Le magistrat l’a justifié par la demande insistante des avocats de la défense qui ont mis en avant « l’impossibilité » de tenir un procès aussi important que l’affaire de l’autoroute, alors que plusieurs accusés, dont le principal, Chani Medjdoub, sont actuellement à l’étranger, a rapporté Liberté.

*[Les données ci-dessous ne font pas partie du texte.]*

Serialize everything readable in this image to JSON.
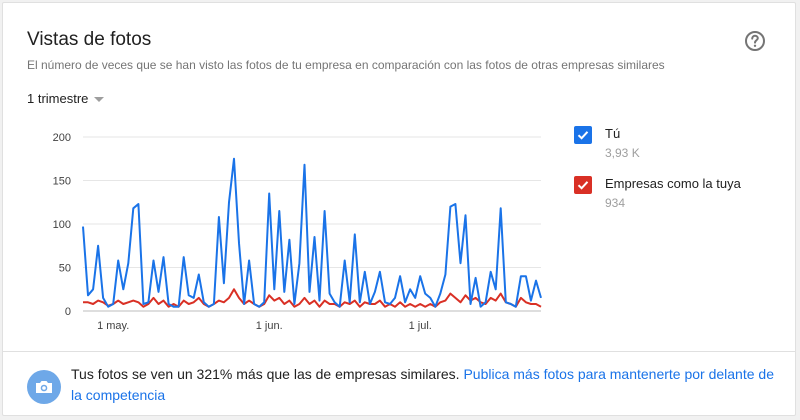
{
  "card": {
    "title": "Vistas de fotos",
    "subtitle": "El número de veces que se han visto las fotos de tu empresa en comparación con las fotos de otras empresas similares",
    "help_icon": "help-circle-icon"
  },
  "period_selector": {
    "label": "1 trimestre"
  },
  "legend": {
    "items": [
      {
        "name": "Tú",
        "value": "3,93 K",
        "color": "#1a73e8"
      },
      {
        "name": "Empresas como la tuya",
        "value": "934",
        "color": "#d93025"
      }
    ]
  },
  "footer": {
    "text": "Tus fotos se ven un 321% más que las de empresas similares.",
    "link": "Publica más fotos para mantenerte por delante de la competencia",
    "icon": "camera-icon"
  },
  "chart_data": {
    "type": "line",
    "y_ticks": [
      "200",
      "150",
      "100",
      "50",
      "0"
    ],
    "ylim": [
      0,
      200
    ],
    "x_tick_labels": [
      {
        "label": "1 may.",
        "index": 6
      },
      {
        "label": "1 jun.",
        "index": 37
      },
      {
        "label": "1 jul.",
        "index": 67
      }
    ],
    "grid": true,
    "legend_placement": "right",
    "series": [
      {
        "name": "Tú",
        "color": "#1a73e8",
        "values": [
          97,
          18,
          25,
          75,
          15,
          5,
          8,
          58,
          25,
          55,
          118,
          123,
          8,
          10,
          58,
          22,
          62,
          8,
          5,
          5,
          62,
          18,
          15,
          42,
          10,
          5,
          8,
          108,
          32,
          125,
          175,
          78,
          8,
          58,
          8,
          5,
          10,
          135,
          25,
          115,
          22,
          82,
          8,
          55,
          168,
          22,
          85,
          12,
          115,
          20,
          10,
          5,
          58,
          10,
          88,
          10,
          45,
          8,
          22,
          45,
          10,
          8,
          15,
          40,
          10,
          25,
          15,
          40,
          20,
          15,
          5,
          20,
          42,
          120,
          123,
          55,
          110,
          8,
          38,
          5,
          10,
          45,
          25,
          118,
          10,
          8,
          5,
          40,
          40,
          12,
          35,
          15
        ]
      },
      {
        "name": "Empresas como la tuya",
        "color": "#d93025",
        "values": [
          10,
          10,
          8,
          12,
          10,
          6,
          8,
          12,
          8,
          10,
          12,
          10,
          5,
          8,
          15,
          8,
          12,
          5,
          8,
          5,
          12,
          8,
          10,
          15,
          8,
          5,
          8,
          12,
          10,
          15,
          25,
          15,
          8,
          12,
          8,
          5,
          8,
          18,
          12,
          15,
          8,
          12,
          5,
          8,
          15,
          8,
          12,
          5,
          12,
          8,
          8,
          5,
          10,
          8,
          12,
          5,
          10,
          8,
          8,
          12,
          5,
          8,
          5,
          10,
          5,
          8,
          5,
          8,
          5,
          8,
          5,
          10,
          12,
          20,
          15,
          10,
          18,
          12,
          15,
          10,
          8,
          15,
          12,
          20,
          10,
          8,
          5,
          15,
          10,
          8,
          8,
          5
        ]
      }
    ]
  }
}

Dans cette affaire, plus d’une vingtaine de personnes et autant d’entreprises, notamment étrangères, sont accusées. Ces derniers ont été condamnés à diverses peines lors du traitement de l’affaire en mai 2015.

Chani Medjdoub et Mohamed Khelladi, principaux prévenus dans l’affaire avec plusieurs autres personnes, sont accusés de “corruption”, “blanchiment d’argent”, “association de malfaiteurs”… Lors du premier procès, des peines allant de 2 ans de prison avec sursis à 10 ans de réclusion criminelle ont été requis contre les accusés. 

De fortes amendes ont été également infligées aux sociétés impliquées dans le scandale, notamment l’entreprise chinoise Citic-Crcc. La décision de réexaminer l’affaire, faut-il le souligner, répond à un impératif politique. Cela dit, le climat politique dans l’affaire a jailli en 2009 et celui qui a prévalu à son traitement en 2015 n’est pas celui d’aujourd’hui.